At that point, she told Farrow, who left Allen that same year after the news broke of his relationship with Soon-Yi Previn, the 19-year-old daughter she had adopted with husband Andre Previn. (Allen and Soon-Yi married in 1997 and have two adopted daughters, Bechet and Menzie.)
A custody battle over their adopted children ensued and Allen's attorneys alleged that her mother encouraged her to make up the abuse allegations.
In September 1993, Connecticut state attorney Frank Maco declined to prosecute Allen, saying that while he had probable cause, he did not wish to inflict any further anguish on Dylan by making her testify. Farrow won custody of their adopted children and Allen was denied visitation rights.

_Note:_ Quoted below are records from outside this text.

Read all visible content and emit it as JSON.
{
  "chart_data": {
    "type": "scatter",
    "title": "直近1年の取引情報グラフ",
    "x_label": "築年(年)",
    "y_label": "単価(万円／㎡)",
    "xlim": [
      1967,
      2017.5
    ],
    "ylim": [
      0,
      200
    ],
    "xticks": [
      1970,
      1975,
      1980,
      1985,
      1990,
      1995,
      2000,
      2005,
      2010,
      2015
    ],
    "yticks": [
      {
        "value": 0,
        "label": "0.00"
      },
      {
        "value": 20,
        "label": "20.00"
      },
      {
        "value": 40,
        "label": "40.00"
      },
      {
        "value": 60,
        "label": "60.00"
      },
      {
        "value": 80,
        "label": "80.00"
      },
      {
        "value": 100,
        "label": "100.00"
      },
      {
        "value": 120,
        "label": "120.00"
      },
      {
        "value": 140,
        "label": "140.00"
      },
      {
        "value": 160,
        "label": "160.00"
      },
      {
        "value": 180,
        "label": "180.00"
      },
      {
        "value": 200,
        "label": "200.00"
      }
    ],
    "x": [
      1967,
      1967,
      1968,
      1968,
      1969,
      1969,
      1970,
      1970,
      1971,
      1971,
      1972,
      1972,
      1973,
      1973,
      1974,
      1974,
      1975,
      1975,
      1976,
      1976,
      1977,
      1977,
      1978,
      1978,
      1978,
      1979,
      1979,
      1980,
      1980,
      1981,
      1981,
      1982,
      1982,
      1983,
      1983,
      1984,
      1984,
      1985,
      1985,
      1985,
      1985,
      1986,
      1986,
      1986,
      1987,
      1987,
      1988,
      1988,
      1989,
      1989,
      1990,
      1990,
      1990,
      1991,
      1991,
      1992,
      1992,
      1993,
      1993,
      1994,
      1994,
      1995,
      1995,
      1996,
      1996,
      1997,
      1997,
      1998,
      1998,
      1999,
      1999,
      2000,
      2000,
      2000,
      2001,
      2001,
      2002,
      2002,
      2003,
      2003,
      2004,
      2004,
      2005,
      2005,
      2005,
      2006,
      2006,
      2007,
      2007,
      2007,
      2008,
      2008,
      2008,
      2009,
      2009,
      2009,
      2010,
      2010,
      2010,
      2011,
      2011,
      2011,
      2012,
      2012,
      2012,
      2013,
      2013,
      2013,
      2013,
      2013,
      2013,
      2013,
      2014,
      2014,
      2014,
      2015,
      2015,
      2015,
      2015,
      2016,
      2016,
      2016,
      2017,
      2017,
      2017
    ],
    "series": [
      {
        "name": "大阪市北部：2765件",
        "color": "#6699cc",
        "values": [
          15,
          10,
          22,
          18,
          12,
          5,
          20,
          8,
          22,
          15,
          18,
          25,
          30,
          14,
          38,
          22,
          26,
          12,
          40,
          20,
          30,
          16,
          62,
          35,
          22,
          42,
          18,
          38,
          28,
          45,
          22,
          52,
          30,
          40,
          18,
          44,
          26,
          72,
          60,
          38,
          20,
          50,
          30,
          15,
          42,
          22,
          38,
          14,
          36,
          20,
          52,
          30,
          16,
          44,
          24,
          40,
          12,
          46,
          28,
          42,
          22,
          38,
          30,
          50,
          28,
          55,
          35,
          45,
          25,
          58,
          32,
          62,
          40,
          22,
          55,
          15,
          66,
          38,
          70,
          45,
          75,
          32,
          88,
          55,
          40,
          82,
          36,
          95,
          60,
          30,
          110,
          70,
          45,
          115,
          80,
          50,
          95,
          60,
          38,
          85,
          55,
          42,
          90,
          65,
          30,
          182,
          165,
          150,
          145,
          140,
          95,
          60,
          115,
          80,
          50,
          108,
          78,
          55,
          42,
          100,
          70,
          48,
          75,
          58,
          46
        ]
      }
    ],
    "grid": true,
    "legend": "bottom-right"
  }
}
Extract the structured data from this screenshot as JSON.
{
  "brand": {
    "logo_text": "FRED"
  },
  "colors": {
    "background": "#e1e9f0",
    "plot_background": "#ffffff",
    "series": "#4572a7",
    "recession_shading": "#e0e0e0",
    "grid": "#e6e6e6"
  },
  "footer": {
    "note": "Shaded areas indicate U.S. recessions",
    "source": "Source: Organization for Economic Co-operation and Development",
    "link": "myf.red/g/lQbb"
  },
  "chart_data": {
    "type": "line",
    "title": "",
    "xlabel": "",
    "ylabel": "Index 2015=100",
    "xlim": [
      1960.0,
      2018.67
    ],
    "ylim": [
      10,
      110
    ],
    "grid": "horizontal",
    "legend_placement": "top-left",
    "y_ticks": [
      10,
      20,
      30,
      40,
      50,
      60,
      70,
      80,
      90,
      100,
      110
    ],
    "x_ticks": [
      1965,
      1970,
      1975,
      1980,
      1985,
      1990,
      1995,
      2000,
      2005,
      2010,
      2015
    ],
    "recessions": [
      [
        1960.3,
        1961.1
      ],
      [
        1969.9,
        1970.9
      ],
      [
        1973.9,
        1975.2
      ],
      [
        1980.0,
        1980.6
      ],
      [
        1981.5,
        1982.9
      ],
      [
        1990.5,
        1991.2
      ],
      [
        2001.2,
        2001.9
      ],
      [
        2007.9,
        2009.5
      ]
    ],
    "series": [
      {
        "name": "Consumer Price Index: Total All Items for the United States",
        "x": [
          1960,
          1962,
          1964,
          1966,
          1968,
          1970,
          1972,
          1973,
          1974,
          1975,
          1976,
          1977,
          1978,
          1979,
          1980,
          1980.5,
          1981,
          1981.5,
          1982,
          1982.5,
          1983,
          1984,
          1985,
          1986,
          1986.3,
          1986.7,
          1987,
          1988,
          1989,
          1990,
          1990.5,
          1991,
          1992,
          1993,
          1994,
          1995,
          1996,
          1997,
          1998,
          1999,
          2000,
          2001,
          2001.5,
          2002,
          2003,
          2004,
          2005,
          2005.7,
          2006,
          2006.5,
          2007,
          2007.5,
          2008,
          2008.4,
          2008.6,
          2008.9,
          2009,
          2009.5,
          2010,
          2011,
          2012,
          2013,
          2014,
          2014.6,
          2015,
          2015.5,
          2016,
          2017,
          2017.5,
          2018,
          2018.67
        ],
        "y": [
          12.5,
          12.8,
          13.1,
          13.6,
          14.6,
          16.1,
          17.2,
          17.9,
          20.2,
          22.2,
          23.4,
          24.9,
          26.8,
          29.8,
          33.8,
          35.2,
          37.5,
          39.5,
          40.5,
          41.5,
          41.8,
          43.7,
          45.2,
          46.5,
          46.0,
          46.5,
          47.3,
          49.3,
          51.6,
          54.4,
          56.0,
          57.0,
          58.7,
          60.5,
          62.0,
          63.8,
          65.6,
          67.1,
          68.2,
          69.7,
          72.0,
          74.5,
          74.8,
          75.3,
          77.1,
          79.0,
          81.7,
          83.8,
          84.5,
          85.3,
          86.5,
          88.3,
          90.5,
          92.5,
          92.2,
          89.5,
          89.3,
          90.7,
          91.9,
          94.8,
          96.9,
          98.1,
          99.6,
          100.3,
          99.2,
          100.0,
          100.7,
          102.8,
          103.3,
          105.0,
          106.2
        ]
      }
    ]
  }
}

"That he got away with what he did to me haunted me as I grew up," Dylan writes. "I was stricken with guilt that I had allowed him to be near other little girls. I was terrified of being touched by men. I developed an eating disorder. I began cutting myself. That torment was made worse by Hollywood. All but a precious few (my heroes) turned a blind eye. Most found it easier to accept the ambiguity, to say, 'who can say what happened,' to pretend that nothing was wrong. ... For so long, Woody Allen's acceptance silenced me. It felt like a personal rebuke, like the awards and accolades were a way to tell me to shut up and go away."
But this award season, Dylan says she felt differently. "This time, I refuse to fall apart. ... Today, I consider myself lucky. I am happily married. I have the support of my amazing brothers and sisters. I have a mother who found within herself a well of fortitude that saved us from the chaos a predator brought into our home."
Why is all of this coming back up now? The Farrow family's feelings toward Allen have been stirred up by the award season attention being paid to him, including the Cecil B. DeMille lifetime achievement award at January's Golden Globes and his Oscar nomination for best original screenplay for Blue Jasmine.
"Imagine your 7-year-old daughter being led into an attic by Woody Allen," she commands the reader. "Imagine she spends a lifetime stricken with nausea at the mention of his name. Imagine a world that celebrates her tormentor."
She drives her point home by calling out the stars of his films. "What if it had been your child, Cate Blanchett? Louis C.K.? Alec Baldwin? What if it had been you, Emma Stone? Or you, Scarlett Johansson? You knew me when I was a little girl, Diane Keaton. Have you forgotten me?"